4. Overhead line inspection system according to claim 2, characterized in that the mounting frame (311) is provided with a channel, the claw (314) comprises a claw body and a connecting part, one end of the connecting part is connected with the claw (314), and the other end of the connecting part passes through the channel to be rotationally connected with the multi-link structure (313);

the cable docking assembly further comprises a limiting piece (315), the limiting piece (315) is arranged at one end, close to the multi-connecting-rod structure (313), of the connecting portion and located outside the channel, and the length of the limiting piece (315) is larger than the width of the channel.

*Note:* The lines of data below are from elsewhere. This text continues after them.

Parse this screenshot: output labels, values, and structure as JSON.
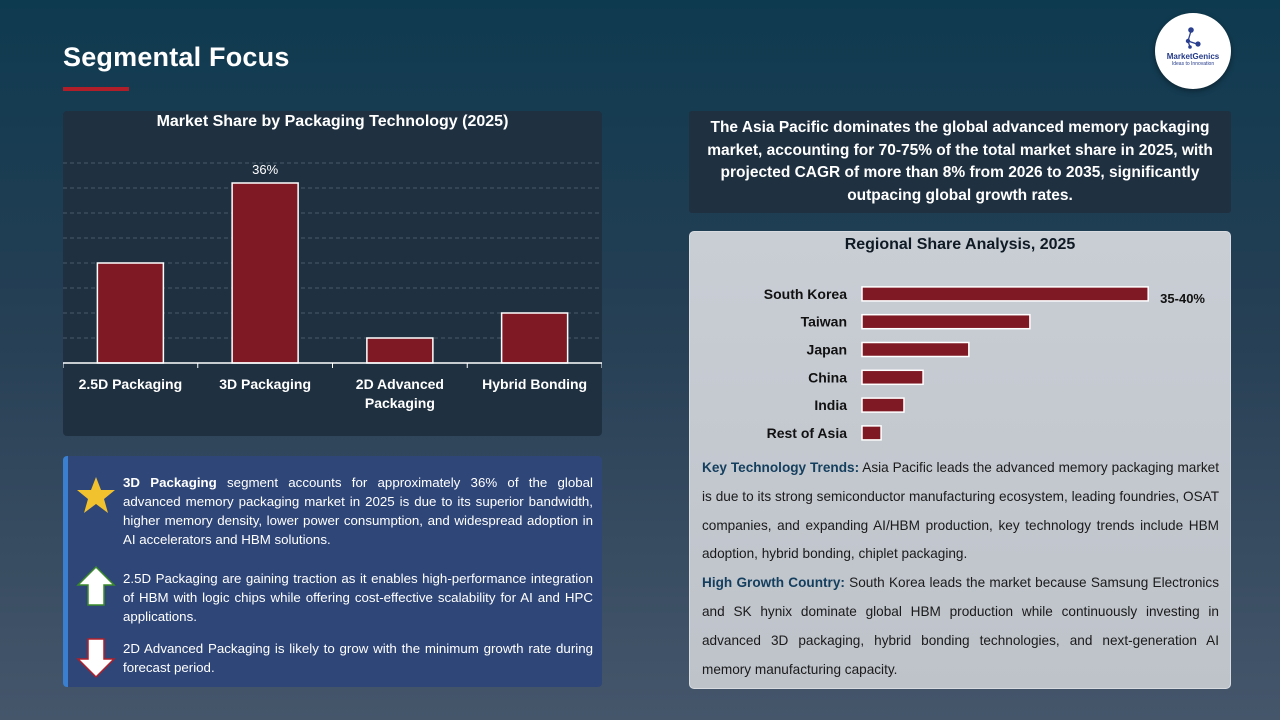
{
  "page": {
    "title": "Segmental Focus"
  },
  "logo": {
    "name": "MarketGenics",
    "tagline": "Ideas to Innovation"
  },
  "chart_data": [
    {
      "type": "bar",
      "title": "Market Share by Packaging Technology (2025)",
      "categories": [
        "2.5D Packaging",
        "3D Packaging",
        "2D Advanced Packaging",
        "Hybrid Bonding"
      ],
      "category_lines": [
        [
          "2.5D Packaging"
        ],
        [
          "3D Packaging"
        ],
        [
          "2D Advanced",
          "Packaging"
        ],
        [
          "Hybrid Bonding"
        ]
      ],
      "values": [
        20,
        36,
        5,
        10
      ],
      "data_labels": [
        "",
        "36%",
        "",
        ""
      ],
      "ylim": [
        0,
        40
      ],
      "grid": true,
      "bar_color": "#7f1a25"
    },
    {
      "type": "bar",
      "orientation": "horizontal",
      "title": "Regional Share Analysis, 2025",
      "categories": [
        "South Korea",
        "Taiwan",
        "Japan",
        "China",
        "India",
        "Rest of Asia"
      ],
      "values": [
        37.5,
        22,
        14,
        8,
        5.5,
        2.5
      ],
      "data_labels": [
        "35-40%",
        "",
        "",
        "",
        "",
        ""
      ],
      "xlim": [
        0,
        38
      ],
      "bar_color": "#7f1a25"
    }
  ],
  "bullets": [
    {
      "icon": "star-icon",
      "bold": "3D Packaging",
      "text": " segment accounts for approximately 36% of the global advanced memory packaging market in 2025 is due to its superior bandwidth, higher memory density, lower power consumption, and widespread adoption in AI accelerators and HBM solutions."
    },
    {
      "icon": "arrow-up-icon",
      "bold": "",
      "text": "2.5D Packaging are gaining traction as it enables high-performance integration of HBM with logic chips while offering cost-effective scalability for AI and HPC applications."
    },
    {
      "icon": "arrow-down-icon",
      "bold": "",
      "text": "2D Advanced Packaging is likely to grow with the minimum growth rate during forecast period."
    }
  ],
  "summary": {
    "text": "The Asia Pacific dominates the global advanced memory packaging market, accounting for 70-75% of the total market share in 2025, with projected CAGR of more than 8% from 2026 to 2035, significantly outpacing global growth rates."
  },
  "region_notes": {
    "trends_label": "Key Technology Trends:",
    "trends_text": " Asia Pacific leads the advanced memory packaging market is due to its strong semiconductor manufacturing ecosystem, leading foundries, OSAT companies, and expanding AI/HBM production, key technology trends include HBM adoption, hybrid bonding, chiplet packaging.",
    "country_label": "High Growth Country:",
    "country_text": " South Korea leads the market because Samsung Electronics and SK hynix dominate global HBM production while continuously investing in advanced 3D packaging, hybrid bonding technologies, and next-generation AI memory manufacturing capacity."
  },
  "colors": {
    "accent_red": "#b01e2a",
    "bar": "#7f1a25",
    "highlight_blue": "#143e5e",
    "star": "#f2c12e"
  }
}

5. The overhead line inspection system according to claim 4, wherein the multi-link structure (313) includes a rocker arm (3131) and a link (3132), a waist-shaped hole (3133) is provided at an end of the link (3132) connected to the rocker arm (3131), and the waist-shaped hole (3133) extends in a length direction of the link (3132);

one end of the rocker arm (3131) is connected with the output end of the driving piece (312), the other end of the rocker arm (3131) is rotationally connected with the connecting rod (3132) through the waist-shaped hole (3133), and the other end of the connecting rod (3132) is rotationally connected with the connecting part.

6. The overhead line inspection system according to any one of claims 2 to 5, further comprising a camera (500), the camera (500) being arranged on the cable docking device (300), the camera (500) being adapted to take a picture of the jaw (314) and the overhead line (1).

7. The overhead line inspection system according to claim 6, wherein the photographing device (500) comprises a first camera (510) and a second camera (520), the first camera (510) is disposed at the top of the mounting frame (311), the second camera (520) is disposed at one side of the cable docking mechanism (310), and lenses of the first camera (510) and the second camera (520) are both directed toward the claw (314).

8. The overhead line inspection system according to claim 7, wherein the cable docking device (300) further comprises two buffer mechanisms (320) respectively disposed on two opposite sides of the mounting frame (311), the buffer mechanisms (320) respectively rotatably connect the landing gear (200) and the mounting frame (311), and the second camera (520) is mounted on one of the buffer mechanisms (320).

9. The overhead line inspection system according to claim 1, wherein the landing gear (200) includes a platform (210) and a plurality of support legs (220), the plurality of support legs (220) being mounted at a bottom of the platform (210) and being uniformly arranged along a circumferential direction of the platform (210); the top of platform (210) is provided with a plurality of bracing pieces (230), the top of bracing piece (230) is connected the bottom of unmanned aerial vehicle (100).

10. The overhead line inspection system according to claim 9, wherein the platform (210) comprises an octagonal enclosure frame (211), a first support rod (212) and a second support rod (213), the first support rod (212) and the second support rod (213) are both located in the enclosure frame (211), and the first support rod (212) and the second support rod (213) are arranged in a crossing manner and are connected to the enclosure frame (211) at two ends respectively.